After a very cold night in a bamboo built barn with thin enough floors that we could see the hogs sleeping under us, we ate breakfast and started out on our last 20km of the trek. When we arrived at inle lake we were exhausted, covered in red dirt, and so proud of ourselves. We ate lunch with our guide for the last time and took an hour long boat ride to the town of inle lake. That night we ate dinner and had drinks with other Trekkers. We spent te whole next day recuperating and wandering around the town lazily. The next day we took a boat with the French couple on the lake for sunrise, then to see the fisherman, the floating market, the floating villages, and the floating gardens. With a lot of persuasion, we managed to avoid the majority of ploys that the people do by bringing tourists to their friend's shops and workshops. That night we rode up to a winery for wine tasting which were a surprising mixture of decent to revolting wines. The sunset over the vineyard was worth the trip.
The next day was my turn to suffer (mine was a hangover of epic proportions).
We then decided to take the 30 hour train from inle lake to Yangon. The other option was a 20 hour bus which we decided we hated the buses in Myanmar. Also, the train was only $9.40 each.
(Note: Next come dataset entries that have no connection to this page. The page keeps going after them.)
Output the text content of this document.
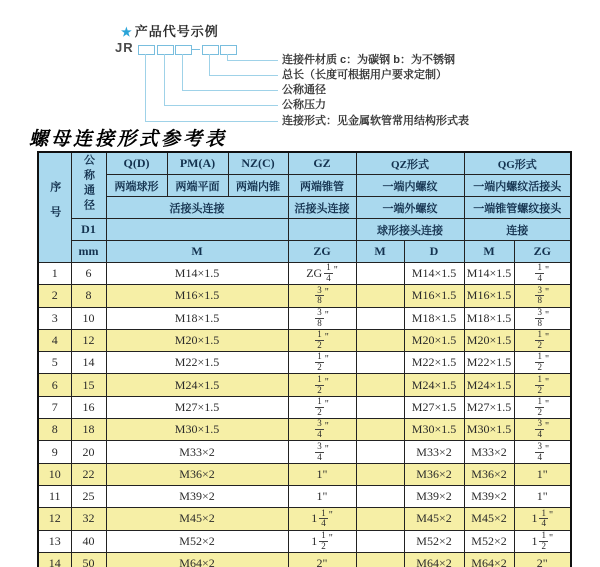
★ 产品代号示例
JR
连接件材质 c：为碳钢 b：为不锈钢
总长（长度可根据用户要求定制）
公称通径
公称压力
连接形式：见金属软管常用结构形式表
螺母连接形式参考表
序号	公称通径	Q(D)	PM(A)	NZ(C)	GZ	QZ形式		QG形式	
		两端球形	两端平面	两端内锥	两端锥管	一端内螺纹		一端内螺纹活接头	
		活接头连接			活接头连接	一端外螺纹		一端锥管螺纹接头	
	D1					球形接头连接		连接	
	mm	M			ZG	M	D	M	ZG
1	6	M14×1.5			ZG $\frac{1}{4} ^"$		M14×1.5	M14×1.5	$\frac{1}{4} ^"$
2	8	M16×1.5			$\frac{3}{8} ^"$		M16×1.5	M16×1.5	$\frac{3}{8} ^"$
3	10	M18×1.5			$\frac{3}{8} ^"$		M18×1.5	M18×1.5	$\frac{3}{8} ^"$
4	12	M20×1.5			$\frac{1}{2} ^"$		M20×1.5	M20×1.5	$\frac{1}{2} ^"$
5	14	M22×1.5			$\frac{1}{2} ^"$		M22×1.5	M22×1.5	$\frac{1}{2} ^"$
6	15	M24×1.5			$\frac{1}{2} ^"$		M24×1.5	M24×1.5	$\frac{1}{2} ^"$
7	16	M27×1.5			$\frac{1}{2} ^"$		M27×1.5	M27×1.5	$\frac{1}{2} ^"$
8	18	M30×1.5			$\frac{3}{4} ^"$		M30×1.5	M30×1.5	$\frac{3}{4} ^"$
9	20	M33×2			$\frac{3}{4} ^"$		M33×2	M33×2	$\frac{3}{4} ^"$
10	22	M36×2			1"		M36×2	M36×2	1"
11	25	M39×2			1"		M39×2	M39×2	1"
12	32	M45×2			$1 \frac{1}{4} ^"$		M45×2	M45×2	$1 \frac{1}{4} ^"$
13	40	M52×2			$1 \frac{1}{2} ^"$		M52×2	M52×2	$1 \frac{1}{2} ^"$
14	50	M64×2			2"		M64×2	M64×2	2"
The old wooden thing crawled through the countryside, the mountains, and jungles. Every small village would have people waiting to trade bags of produce with someone on the train or have snacks to sell to the people on the train. Every child gaped at us when they saw us on the train or platform. In more affluent towns the teenagers would ask to take pictures with us. By 9pm, we stopped to have dinner at a train station. The burmans all crowded around us smiling as we ate a 50 cent dinner under fluorescent green lights and giggled furiously when a kitten sized rat scurried over my foot and I jolted in fear.
The rest of the train was comically bouncy. Monks were watching and laughing with me as we were jostled so hard that it felt like an amusement park ride. Jamie didn't find the bouncing as hilarious as the monks and I did.
Back in Yangon, we wandered around a bit more than the first time in the parks and markets. We took a restaurant recommendation from my friend, Grace, who had spent the summer there. We had some cheap 2 for 1 mojitos and packed it in early. The next day, we flew to Chiang Mai through Bangkok which is where we are now!
More to come but my thumbs are cramping up.